Hi all,
I want to do a simple mathematics: I have to two files, a bed-format file that indicates the range of serval blocks within a chromosome, like:
chrom chromStart chromEnd
Chr1 715416 3431775
Chr1 3700258 5952874
Chr1 6081076 7205282
Chr1 7234954 8428511
Chr1 8997448 9100392
Chr1 9249530 9839305
Chr1 10677947 10733706
Chr1 10803957 1100682
Chr1 11061862 11205652
Chr1 15473705 16122685
And the other file is a Dxy a serial estimation based on sliding windows approach, for example:
CHR Start End Dxy
Chr1 705001 710000 0
Chr1 710001 715000 0
Chr1 715001 720000 22.125
Chr1 720001 725000 19.625
Chr1 725001 730000 2.625
Chr1 730001 735000 14.625
Chr1 735001 740000 10.375
Chr1 740001 745000 21.75
Chr1 745001 750000 7.75
I wish to sum up the $4 value in the second file base on the block range in the first file.
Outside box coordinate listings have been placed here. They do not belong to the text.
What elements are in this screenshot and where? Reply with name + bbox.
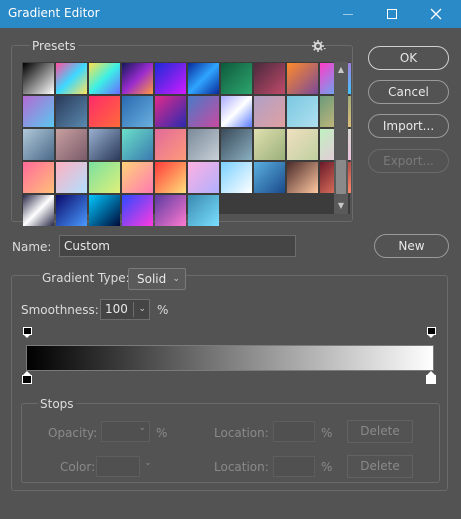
gradient-type-value: Solid xyxy=(137,272,167,286)
color-location-label: Location: xyxy=(214,460,269,474)
preset-swatch[interactable] xyxy=(254,129,285,160)
preset-swatch[interactable] xyxy=(188,129,219,160)
new-button[interactable]: New xyxy=(374,234,449,258)
import-button[interactable]: Import... xyxy=(368,114,449,138)
preset-swatch[interactable] xyxy=(188,162,219,193)
title-bar: Gradient Editor xyxy=(0,0,461,28)
preset-swatch[interactable] xyxy=(23,63,54,94)
scroll-down-icon[interactable]: ▼ xyxy=(334,200,348,212)
preset-swatch[interactable] xyxy=(188,195,219,226)
gradient-type-select[interactable]: Solid ⌄ xyxy=(128,268,186,290)
maximize-icon[interactable] xyxy=(374,0,410,28)
chevron-down-icon[interactable]: ⌄ xyxy=(138,300,146,319)
color-location-input xyxy=(273,456,315,477)
preset-swatch[interactable] xyxy=(89,195,120,226)
name-input[interactable]: Custom xyxy=(59,235,296,257)
gear-icon[interactable] xyxy=(312,40,326,55)
preset-swatch[interactable] xyxy=(287,63,318,94)
smoothness-value: 100 xyxy=(105,302,128,316)
preset-swatch[interactable] xyxy=(89,162,120,193)
opacity-stop-left[interactable] xyxy=(23,327,32,338)
preset-swatch[interactable] xyxy=(122,162,153,193)
ok-button[interactable]: OK xyxy=(368,46,449,70)
minimize-icon[interactable] xyxy=(330,0,366,28)
close-icon[interactable] xyxy=(418,0,454,28)
preset-swatch[interactable] xyxy=(122,129,153,160)
opacity-label: Opacity: xyxy=(48,426,98,440)
divider xyxy=(133,302,134,317)
stops-label: Stops xyxy=(38,397,76,411)
preset-swatch[interactable] xyxy=(122,63,153,94)
preset-swatch[interactable] xyxy=(56,129,87,160)
opacity-delete-button: Delete xyxy=(347,420,413,443)
preset-swatch[interactable] xyxy=(23,129,54,160)
smoothness-input[interactable]: 100 ⌄ xyxy=(100,299,150,320)
preset-swatch[interactable] xyxy=(155,63,186,94)
smoothness-unit: % xyxy=(157,303,169,317)
preset-swatch[interactable] xyxy=(56,96,87,127)
preset-swatch[interactable] xyxy=(155,129,186,160)
preset-swatch[interactable] xyxy=(254,162,285,193)
preset-swatch[interactable] xyxy=(122,96,153,127)
presets-label: Presets xyxy=(30,39,78,53)
cancel-button[interactable]: Cancel xyxy=(368,80,449,104)
name-label: Name: xyxy=(12,240,52,254)
scroll-up-icon[interactable]: ▲ xyxy=(334,64,348,76)
preset-swatch[interactable] xyxy=(23,96,54,127)
preset-swatch[interactable] xyxy=(155,162,186,193)
preset-swatch[interactable] xyxy=(89,63,120,94)
opacity-location-label: Location: xyxy=(214,426,269,440)
export-button: Export... xyxy=(368,149,449,173)
opacity-location-input xyxy=(273,421,315,442)
preset-swatch[interactable] xyxy=(188,63,219,94)
preset-swatches xyxy=(22,62,351,226)
preset-swatch[interactable] xyxy=(56,162,87,193)
preset-swatch[interactable] xyxy=(221,96,252,127)
preset-swatch[interactable] xyxy=(23,195,54,226)
chevron-down-icon: ⌄ xyxy=(138,423,146,433)
preset-swatch[interactable] xyxy=(23,162,54,193)
preset-swatch[interactable] xyxy=(254,63,285,94)
color-label: Color: xyxy=(60,460,96,474)
preset-swatch[interactable] xyxy=(155,195,186,226)
preset-swatch[interactable] xyxy=(287,162,318,193)
preset-swatch[interactable] xyxy=(89,129,120,160)
color-stop-right[interactable] xyxy=(426,371,436,385)
swatch-grid xyxy=(22,62,352,227)
preset-swatch[interactable] xyxy=(155,96,186,127)
opacity-stop-right[interactable] xyxy=(427,327,436,338)
preset-swatch[interactable] xyxy=(122,195,153,226)
preset-swatch[interactable] xyxy=(221,162,252,193)
preset-swatch[interactable] xyxy=(188,96,219,127)
preset-swatch[interactable] xyxy=(221,63,252,94)
chevron-down-icon: ⌄ xyxy=(172,274,180,284)
smoothness-label: Smoothness: xyxy=(21,303,99,317)
preset-swatch[interactable] xyxy=(89,96,120,127)
window-title: Gradient Editor xyxy=(8,6,100,20)
preset-swatch[interactable] xyxy=(254,96,285,127)
preset-swatch[interactable] xyxy=(56,63,87,94)
color-stop-left[interactable] xyxy=(22,371,32,385)
color-location-unit: % xyxy=(321,460,333,474)
scrollbar-thumb[interactable] xyxy=(336,160,346,194)
opacity-location-unit: % xyxy=(321,426,333,440)
gradient-type-label: Gradient Type: xyxy=(40,271,132,285)
color-delete-button: Delete xyxy=(347,455,413,478)
preset-swatch[interactable] xyxy=(287,96,318,127)
color-swatch-input xyxy=(96,456,140,477)
opacity-input: ⌄ xyxy=(101,421,150,442)
preset-swatch[interactable] xyxy=(287,129,318,160)
presets-scrollbar[interactable]: ▲ ▼ xyxy=(334,62,348,214)
opacity-unit: % xyxy=(156,426,168,440)
preset-swatch[interactable] xyxy=(221,129,252,160)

As I have already filtered out the SNPs that were not located in the blocks from the pervious step, it is OK to just sum up the windows that overlaps with each blocks.
My first guess is to use awk, but I have trouble to start, please kindly give me some suggestion.
Best,
CWL
Did you explore the bedtools option OR GenomicRanges?